Article published in the Economic Review, December 2008

Press release - print version  (pdf - 25k)
Economic review: complete version: in Dutch (pdf - 3695k)  in French  (pdf - 3885k) 
Article: in Dutch  (pdf - 955k)  in French  (pdf - 978k)

In an effort to adapt to changes in its environment, the International Monetary Fund (IMF) has over the years adjusted its lending framework. Lending facilities and policies have been created, abolished or modified, according to changing global circumstances. Nevertheless, these adaptations have often been made on an ad hoc basis.

The IMF's response to the ongoing global financial crisis is an interesting case in point. The scale and nature of the problems in the countries affected by this crisis led the Fund to grant exceptional amounts of financial assistance at short notice. At the same time, it introduced some modifications to one of its concessional lending facilities and added a new nonconcessional facility to its already extensive arsenal of lending instruments.
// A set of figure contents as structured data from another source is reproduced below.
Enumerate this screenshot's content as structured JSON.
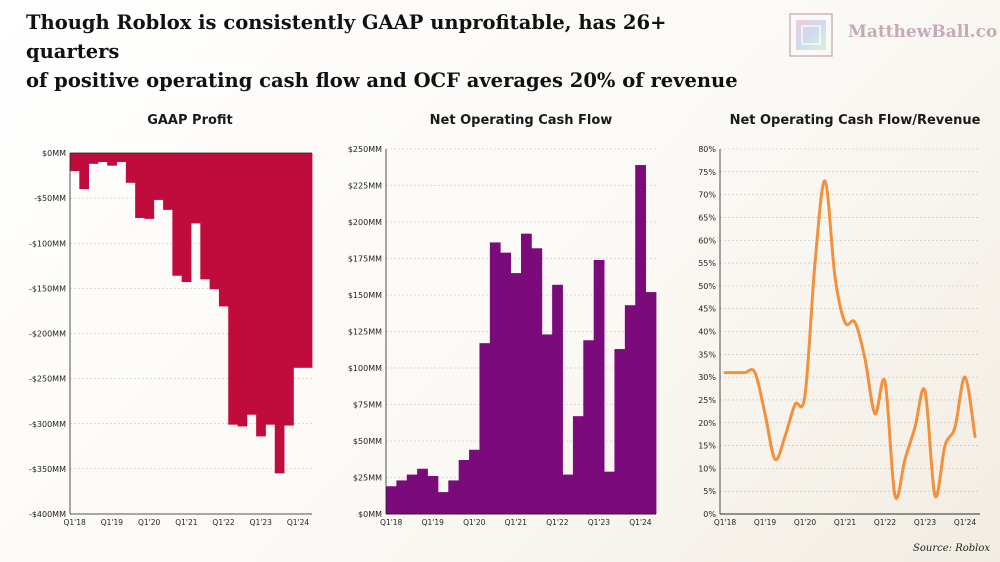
{
  "header": {
    "headline_line1": "Though Roblox is consistently GAAP unprofitable, has 26+ quarters",
    "headline_line2": "of positive operating cash flow and OCF averages 20% of revenue",
    "logo_text": "MatthewBall.co"
  },
  "source": "Source: Roblox",
  "colors": {
    "gaap": "#c00c3d",
    "ocf": "#7b0a7b",
    "ratio": "#f2913d",
    "grid": "#bdbdbd"
  },
  "chart_data": [
    {
      "type": "bar",
      "title": "GAAP Profit",
      "categories": [
        "Q1'18",
        "Q2'18",
        "Q3'18",
        "Q4'18",
        "Q1'19",
        "Q2'19",
        "Q3'19",
        "Q4'19",
        "Q1'20",
        "Q2'20",
        "Q3'20",
        "Q4'20",
        "Q1'21",
        "Q2'21",
        "Q3'21",
        "Q4'21",
        "Q1'22",
        "Q2'22",
        "Q3'22",
        "Q4'22",
        "Q1'23",
        "Q2'23",
        "Q3'23",
        "Q4'23",
        "Q1'24",
        "Q2'24"
      ],
      "values": [
        -20,
        -40,
        -12,
        -10,
        -14,
        -10,
        -33,
        -72,
        -73,
        -52,
        -63,
        -136,
        -143,
        -78,
        -140,
        -151,
        -170,
        -301,
        -303,
        -290,
        -314,
        -301,
        -355,
        -302,
        -238,
        -238
      ],
      "ylim": [
        -400,
        0
      ],
      "yticks": [
        0,
        -50,
        -100,
        -150,
        -200,
        -250,
        -300,
        -350,
        -400
      ],
      "ytick_labels": [
        "$0MM",
        "-$50MM",
        "-$100MM",
        "-$150MM",
        "-$200MM",
        "-$250MM",
        "-$300MM",
        "-$350MM",
        "-$400MM"
      ],
      "xtick_labels": [
        "Q1'18",
        "Q1'19",
        "Q1'20",
        "Q1'21",
        "Q1'22",
        "Q1'23",
        "Q1'24"
      ],
      "xtick_index": [
        0,
        4,
        8,
        12,
        16,
        20,
        24
      ]
    },
    {
      "type": "bar",
      "title": "Net Operating Cash Flow",
      "categories": [
        "Q1'18",
        "Q2'18",
        "Q3'18",
        "Q4'18",
        "Q1'19",
        "Q2'19",
        "Q3'19",
        "Q4'19",
        "Q1'20",
        "Q2'20",
        "Q3'20",
        "Q4'20",
        "Q1'21",
        "Q2'21",
        "Q3'21",
        "Q4'21",
        "Q1'22",
        "Q2'22",
        "Q3'22",
        "Q4'22",
        "Q1'23",
        "Q2'23",
        "Q3'23",
        "Q4'23",
        "Q1'24",
        "Q2'24"
      ],
      "values": [
        19,
        23,
        27,
        31,
        26,
        15,
        23,
        37,
        44,
        117,
        186,
        179,
        165,
        192,
        182,
        123,
        157,
        27,
        67,
        119,
        174,
        29,
        113,
        143,
        239,
        152
      ],
      "ylim": [
        0,
        250
      ],
      "yticks": [
        0,
        25,
        50,
        75,
        100,
        125,
        150,
        175,
        200,
        225,
        250
      ],
      "ytick_labels": [
        "$0MM",
        "$25MM",
        "$50MM",
        "$75MM",
        "$100MM",
        "$125MM",
        "$150MM",
        "$175MM",
        "$200MM",
        "$225MM",
        "$250MM"
      ],
      "xtick_labels": [
        "Q1'18",
        "Q1'19",
        "Q1'20",
        "Q1'21",
        "Q1'22",
        "Q1'23",
        "Q1'24"
      ],
      "xtick_index": [
        0,
        4,
        8,
        12,
        16,
        20,
        24
      ]
    },
    {
      "type": "line",
      "title": "Net Operating Cash Flow/Revenue",
      "categories": [
        "Q1'18",
        "Q2'18",
        "Q3'18",
        "Q4'18",
        "Q1'19",
        "Q2'19",
        "Q3'19",
        "Q4'19",
        "Q1'20",
        "Q2'20",
        "Q3'20",
        "Q4'20",
        "Q1'21",
        "Q2'21",
        "Q3'21",
        "Q4'21",
        "Q1'22",
        "Q2'22",
        "Q3'22",
        "Q4'22",
        "Q1'23",
        "Q2'23",
        "Q3'23",
        "Q4'23",
        "Q1'24",
        "Q2'24"
      ],
      "values": [
        31,
        31,
        31,
        31,
        22,
        12,
        17,
        24,
        26,
        55,
        73,
        52,
        42,
        42,
        34,
        22,
        29,
        4,
        12,
        19,
        27,
        4,
        15,
        19,
        30,
        17
      ],
      "ylim": [
        0,
        80
      ],
      "yticks": [
        0,
        5,
        10,
        15,
        20,
        25,
        30,
        35,
        40,
        45,
        50,
        55,
        60,
        65,
        70,
        75,
        80
      ],
      "ytick_labels": [
        "0%",
        "5%",
        "10%",
        "15%",
        "20%",
        "25%",
        "30%",
        "35%",
        "40%",
        "45%",
        "50%",
        "55%",
        "60%",
        "65%",
        "70%",
        "75%",
        "80%"
      ],
      "xtick_labels": [
        "Q1'18",
        "Q1'19",
        "Q1'20",
        "Q1'21",
        "Q1'22",
        "Q1'23",
        "Q1'24"
      ],
      "xtick_index": [
        0,
        4,
        8,
        12,
        16,
        20,
        24
      ]
    }
  ]
}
This article examines the current structure of IMF lending facilities and the policies governing them. It illustrates how some of the Fund's lending facilities may have lost their relevance, that gaps could be perceived in the current lending framework and why the framework seems fragmented and overly complex. These issues can affect the credibility of the Fund's lending framework and hence the perceived legitimacy of the institution.

In order to address these issues, a comprehensive review of the IMF lending framework is direly needed. In fact, the Fund is currently reviewing its lending instruments and access policies in the context of its ongoing overall strategic review. This article seeks to provide an input into this process and, within this context, suggests three options for modernising the Fund's lending framework.

Under the first option, the spirit of the current multi-facility framework would be maintained, with a different facility for each type of financing need. In order to make this new multi-facility framework less complex and more internally consistent than the current set-up, a number of modifications are put forward to the policies governing it. A second option would involve the most far-reaching adjustment of the Fund's lending framework, as it would replace the whole arsenal of IMF facilities with a single, flexible facility. Such a system is appealing for its simplicity, transparency and because it avoids the problem of having to analyse ex ante the type and expected duration of a member's balance of payments needs. On the other hand, in order to be workable and to ensure uniformity of treatment, each lending decision would need to be based on clear rules and with due regard to precedents and the merits and requirements of each case. As an intermediary solution, the third option suggests replacing the current lending framework with a dual framework. Such a structure would comprise two facilities; one facility for short- and one for medium- to long-term access or, alternatively, one facility for normal access and one for exceptional access to IMF resources.